So silly, considering all the noise and accidents alcohol directly causes. But then a single bad case after someone taking psychedelics, and they reverse.
Its not silly, for some psychedelics are fine and they can handle them ok. But others have psychotic breaks that are irreversible. I feel like SF is already a city that is very dysfunctional with crazies screaming at nothing, why make a really bad situation worse?
Some people who drink alcohol are fine and they can handle it okay. Others drink and drive and kill people, or become addicted and/or kill themselves. Should we go back to prohibition?
This is a straw man argument, having a permanent mental change after having a "bad trip" on psychedelics is not analogous to drinking a beer or too much whisky and doing something dumb(or worse). There is not evidence that a person consumes one drink and goes into psychosis or has permanent mental changes like with psychedelics. I am not against having psychedelics for certain situations(under controlled situations) but you are playing with fire and your mind and sanity are the tinder and are rolling the dice so to speak.

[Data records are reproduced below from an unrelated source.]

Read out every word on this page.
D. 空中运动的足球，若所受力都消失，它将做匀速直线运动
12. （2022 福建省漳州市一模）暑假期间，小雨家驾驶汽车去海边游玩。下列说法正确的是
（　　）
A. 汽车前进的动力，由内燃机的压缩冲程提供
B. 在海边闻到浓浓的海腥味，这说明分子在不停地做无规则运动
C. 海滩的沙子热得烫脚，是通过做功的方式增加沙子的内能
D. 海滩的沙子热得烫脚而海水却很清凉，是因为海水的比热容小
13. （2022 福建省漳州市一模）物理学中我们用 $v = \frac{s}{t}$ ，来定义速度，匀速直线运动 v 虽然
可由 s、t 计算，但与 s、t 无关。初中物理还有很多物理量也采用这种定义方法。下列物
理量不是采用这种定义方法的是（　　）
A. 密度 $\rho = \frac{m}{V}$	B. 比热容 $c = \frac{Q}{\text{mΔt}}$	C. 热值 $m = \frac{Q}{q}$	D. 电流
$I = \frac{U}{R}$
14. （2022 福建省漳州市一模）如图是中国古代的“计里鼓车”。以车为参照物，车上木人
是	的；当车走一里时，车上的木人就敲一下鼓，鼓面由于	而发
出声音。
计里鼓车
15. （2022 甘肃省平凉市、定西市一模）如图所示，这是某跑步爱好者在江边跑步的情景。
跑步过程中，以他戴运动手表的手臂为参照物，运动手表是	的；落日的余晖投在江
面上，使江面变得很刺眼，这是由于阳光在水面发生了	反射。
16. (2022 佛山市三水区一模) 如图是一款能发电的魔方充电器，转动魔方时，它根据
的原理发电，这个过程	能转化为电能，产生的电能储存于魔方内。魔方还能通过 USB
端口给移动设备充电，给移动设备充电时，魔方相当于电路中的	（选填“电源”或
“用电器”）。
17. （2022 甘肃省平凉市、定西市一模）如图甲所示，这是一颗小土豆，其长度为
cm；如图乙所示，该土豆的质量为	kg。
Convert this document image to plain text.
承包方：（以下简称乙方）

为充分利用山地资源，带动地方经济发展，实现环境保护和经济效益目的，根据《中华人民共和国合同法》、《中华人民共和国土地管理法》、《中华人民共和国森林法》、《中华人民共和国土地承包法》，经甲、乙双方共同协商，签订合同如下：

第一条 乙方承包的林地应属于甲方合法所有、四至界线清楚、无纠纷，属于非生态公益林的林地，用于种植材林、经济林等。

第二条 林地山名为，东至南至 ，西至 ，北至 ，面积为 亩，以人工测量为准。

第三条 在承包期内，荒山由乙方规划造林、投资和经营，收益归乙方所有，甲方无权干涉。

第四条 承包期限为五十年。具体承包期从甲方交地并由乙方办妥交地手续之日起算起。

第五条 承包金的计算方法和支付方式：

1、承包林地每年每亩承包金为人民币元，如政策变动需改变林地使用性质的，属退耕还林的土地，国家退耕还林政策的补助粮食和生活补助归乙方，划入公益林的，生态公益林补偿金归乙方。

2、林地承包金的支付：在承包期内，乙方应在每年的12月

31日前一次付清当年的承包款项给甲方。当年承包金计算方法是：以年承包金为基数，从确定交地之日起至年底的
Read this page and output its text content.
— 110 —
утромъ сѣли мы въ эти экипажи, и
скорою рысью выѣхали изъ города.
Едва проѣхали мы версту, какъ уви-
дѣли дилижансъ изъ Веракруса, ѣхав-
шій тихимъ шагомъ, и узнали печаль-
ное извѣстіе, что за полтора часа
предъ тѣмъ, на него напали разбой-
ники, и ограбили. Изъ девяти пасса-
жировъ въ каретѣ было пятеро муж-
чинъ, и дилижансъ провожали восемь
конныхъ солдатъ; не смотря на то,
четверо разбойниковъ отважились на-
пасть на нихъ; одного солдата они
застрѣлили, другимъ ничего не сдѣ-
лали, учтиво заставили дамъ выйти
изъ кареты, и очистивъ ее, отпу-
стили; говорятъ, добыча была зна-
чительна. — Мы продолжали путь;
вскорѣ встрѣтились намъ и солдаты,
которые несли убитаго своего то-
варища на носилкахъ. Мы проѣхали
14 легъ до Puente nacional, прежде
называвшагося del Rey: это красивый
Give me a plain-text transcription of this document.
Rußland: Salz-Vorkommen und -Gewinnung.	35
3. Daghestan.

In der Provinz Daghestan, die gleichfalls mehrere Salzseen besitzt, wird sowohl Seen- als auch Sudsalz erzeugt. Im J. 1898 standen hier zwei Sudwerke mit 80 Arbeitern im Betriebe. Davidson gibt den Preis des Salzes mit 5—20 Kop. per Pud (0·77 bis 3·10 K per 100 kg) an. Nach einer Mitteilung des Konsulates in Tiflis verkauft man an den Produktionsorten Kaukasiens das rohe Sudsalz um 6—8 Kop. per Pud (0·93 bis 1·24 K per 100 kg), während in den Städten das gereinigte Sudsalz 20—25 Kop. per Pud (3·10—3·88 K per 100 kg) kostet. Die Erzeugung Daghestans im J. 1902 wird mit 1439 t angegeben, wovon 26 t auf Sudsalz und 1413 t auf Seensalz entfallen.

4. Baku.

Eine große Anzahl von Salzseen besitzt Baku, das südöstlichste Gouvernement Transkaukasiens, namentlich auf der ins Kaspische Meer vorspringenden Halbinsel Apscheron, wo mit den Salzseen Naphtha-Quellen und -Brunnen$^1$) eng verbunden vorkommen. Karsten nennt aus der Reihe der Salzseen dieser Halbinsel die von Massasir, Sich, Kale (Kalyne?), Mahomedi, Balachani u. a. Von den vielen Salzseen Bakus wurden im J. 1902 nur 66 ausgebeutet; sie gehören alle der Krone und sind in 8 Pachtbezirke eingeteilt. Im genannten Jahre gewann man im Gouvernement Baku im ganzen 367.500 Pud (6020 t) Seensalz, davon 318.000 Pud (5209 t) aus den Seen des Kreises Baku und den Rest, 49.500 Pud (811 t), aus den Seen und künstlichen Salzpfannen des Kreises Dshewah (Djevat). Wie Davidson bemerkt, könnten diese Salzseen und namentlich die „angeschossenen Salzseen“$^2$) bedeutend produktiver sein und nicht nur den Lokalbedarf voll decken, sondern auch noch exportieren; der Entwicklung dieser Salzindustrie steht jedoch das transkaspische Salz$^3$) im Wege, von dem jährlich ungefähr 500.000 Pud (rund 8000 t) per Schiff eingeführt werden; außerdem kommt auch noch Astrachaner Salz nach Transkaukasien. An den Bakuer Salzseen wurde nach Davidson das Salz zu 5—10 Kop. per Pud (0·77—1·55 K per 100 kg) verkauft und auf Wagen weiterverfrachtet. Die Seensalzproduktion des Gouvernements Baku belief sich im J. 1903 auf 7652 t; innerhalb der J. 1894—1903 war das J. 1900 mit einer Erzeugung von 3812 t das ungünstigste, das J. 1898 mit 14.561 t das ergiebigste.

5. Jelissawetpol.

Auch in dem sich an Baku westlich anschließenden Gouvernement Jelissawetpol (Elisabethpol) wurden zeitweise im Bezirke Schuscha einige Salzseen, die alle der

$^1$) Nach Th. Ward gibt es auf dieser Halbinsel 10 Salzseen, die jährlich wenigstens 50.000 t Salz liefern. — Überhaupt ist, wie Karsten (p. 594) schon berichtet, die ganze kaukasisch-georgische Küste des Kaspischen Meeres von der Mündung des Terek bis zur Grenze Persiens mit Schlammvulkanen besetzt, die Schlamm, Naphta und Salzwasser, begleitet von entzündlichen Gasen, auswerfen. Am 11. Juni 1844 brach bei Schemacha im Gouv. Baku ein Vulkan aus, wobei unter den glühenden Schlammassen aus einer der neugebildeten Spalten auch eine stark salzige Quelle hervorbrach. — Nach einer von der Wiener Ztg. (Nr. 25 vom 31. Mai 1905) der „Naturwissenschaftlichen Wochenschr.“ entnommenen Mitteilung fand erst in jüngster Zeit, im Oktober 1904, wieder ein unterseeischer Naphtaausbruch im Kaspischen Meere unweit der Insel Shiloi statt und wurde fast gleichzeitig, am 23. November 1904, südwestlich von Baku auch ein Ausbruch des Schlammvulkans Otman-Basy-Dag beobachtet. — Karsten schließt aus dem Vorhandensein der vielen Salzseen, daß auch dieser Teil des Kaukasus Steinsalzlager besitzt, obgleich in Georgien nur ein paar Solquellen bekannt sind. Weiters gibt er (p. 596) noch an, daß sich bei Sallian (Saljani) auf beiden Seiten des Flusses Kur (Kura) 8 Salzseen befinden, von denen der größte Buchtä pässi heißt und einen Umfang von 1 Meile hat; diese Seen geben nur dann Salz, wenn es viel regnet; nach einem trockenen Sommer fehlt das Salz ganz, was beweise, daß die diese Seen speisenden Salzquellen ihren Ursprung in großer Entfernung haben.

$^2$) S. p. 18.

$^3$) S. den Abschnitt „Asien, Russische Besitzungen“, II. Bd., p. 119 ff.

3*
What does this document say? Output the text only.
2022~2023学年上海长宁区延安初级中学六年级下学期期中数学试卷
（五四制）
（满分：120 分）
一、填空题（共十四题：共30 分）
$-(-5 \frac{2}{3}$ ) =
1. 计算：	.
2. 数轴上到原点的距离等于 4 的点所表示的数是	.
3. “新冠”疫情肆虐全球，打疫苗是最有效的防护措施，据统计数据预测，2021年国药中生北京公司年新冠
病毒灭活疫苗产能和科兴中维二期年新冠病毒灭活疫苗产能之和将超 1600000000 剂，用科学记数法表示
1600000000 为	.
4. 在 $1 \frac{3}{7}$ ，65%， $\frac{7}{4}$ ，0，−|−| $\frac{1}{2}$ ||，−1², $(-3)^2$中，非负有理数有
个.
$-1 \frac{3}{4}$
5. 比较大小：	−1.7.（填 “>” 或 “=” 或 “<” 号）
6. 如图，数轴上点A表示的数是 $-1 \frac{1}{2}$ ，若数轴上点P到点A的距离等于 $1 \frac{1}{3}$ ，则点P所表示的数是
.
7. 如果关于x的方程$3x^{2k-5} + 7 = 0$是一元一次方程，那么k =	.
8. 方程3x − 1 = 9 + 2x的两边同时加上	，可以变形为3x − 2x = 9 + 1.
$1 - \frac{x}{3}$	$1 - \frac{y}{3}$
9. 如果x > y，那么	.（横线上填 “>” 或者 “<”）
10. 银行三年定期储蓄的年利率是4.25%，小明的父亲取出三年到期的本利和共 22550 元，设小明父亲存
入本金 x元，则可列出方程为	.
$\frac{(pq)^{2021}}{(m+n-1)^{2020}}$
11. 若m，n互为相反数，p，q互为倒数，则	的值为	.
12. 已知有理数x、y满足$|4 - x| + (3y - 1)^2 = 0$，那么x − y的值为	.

Citation required. I have yet to see a single reputable paper or study that describes a 'permanent mental change' for the worse, like psychosis, after a single encounter with psychedelics.
Perhaps not a single bad trip, but a couple years of bad drug habits can lead to permanent brain damage among those who aren't careful and knowledgeable about what they ingest and the dosage. It is a factor in the homelessness crisis.
Yes, and both substances should be controlled. Uncontrolled hard drugs are harmful to society, but it seems like the ignorant, naive youth of today are going to have to learn some hard lessons on the topic from first principles.
Organized crime doesn't profit from murder to anywhere close to the same degree it did from illicit alcohol sales or still does from illicit drug sales.
Crying "whataboutism" isn't a rhetorical shortcut to dismiss a reasonable argument. It's hypocritical and silly to allow alcohol and not other recreational drugs with similar safety profiles. It's also untenable to completely restrict alcohol.
Yes, but hallucinations aren't the main problem. Assaulting people and zigzaging on the road after just a few drinks is a bigger problem than having blurry vision and seeing weird colors. I took a shitton of psychedelics, I never saw anything that wasn't there.
Psychedelics never made me black out, piss on the floor/all over the room, never made me want to assault someone, or made me act like an asshole, but alcohol on the other hand....
You might be overestimating the effects of hallucination. Someone who's hallucinating is not necessarily more impaired than someone who is drunk.
Imagine this- you hear something behind you (a real sound), and for a moment you are startled, thinking someone else is in the room. You soon realize that this isn't the case.
Someone on hallucinogens might take a moment longer to realize that there is nobody there. They imagine the intruder a little more vividly, their heart rate goes up a bit more. But just for a moment.
In contrast, if there actually is someone there, a drunk person might not realize it. Their senses are dulled. Instead of seeing things that aren't there, they fail to notice things that are there. It's the opposite.
You're right that the safety profiles are dissimilar, but if anything it's the other way around: alcohol is significantly more likely to result in long-term illness or death than e.g. LSD.
That said, alcohol is a lot more predictable in its effects for a given dosage. And also the dosages are a lot more reliable. There's a reason it's perceived "not as bad" as hallucinogenic drugs.
"Similar" does not mean "identical." Yes, they affect the brain in different ways. The net safety profile for individuals and society is (arguably) similar.
One drug is possibly more harmful but is already legal almost everywhere, deeply ingrained in many aspects of Western society and has a history of issues regarding criminalization
The other is possibly less harmful but it is currently illegal/controlled pretty much everywhere and has a niche demand.
I think its entirely reasonable to think that we should not open up a whole new can of worms.
How is the can of worms not already open? The War on Drugs has failed to put a dent in drug consumption habits.
My suspicion why there was an uptick of incidents in NL/Amsterdam was the influx of people specifically seeking those substances out, with little safety education or experience. If they were more widely available, the incidents would be far more diffuse, and likely fall below the noise floor. Plus, wider awareness means better overall substance education and understanding, meaning fewer folks getting in over their heads and acting a fool.
The same "can of worms" argument was leveled against cannabis legalization, and turned out to be overblown, there was no outbreak of reefer madness.
Good time to quote the cosmic bard, Terence McKenna.
"Psychedelics are illegal not because a loving government is concerned that you may jump out of a third story window. Psychedelics are illegal because they dissolve opinion structures and culturally laid down models of behavior and information processing. They open you up to the possibility that everything you know is wrong."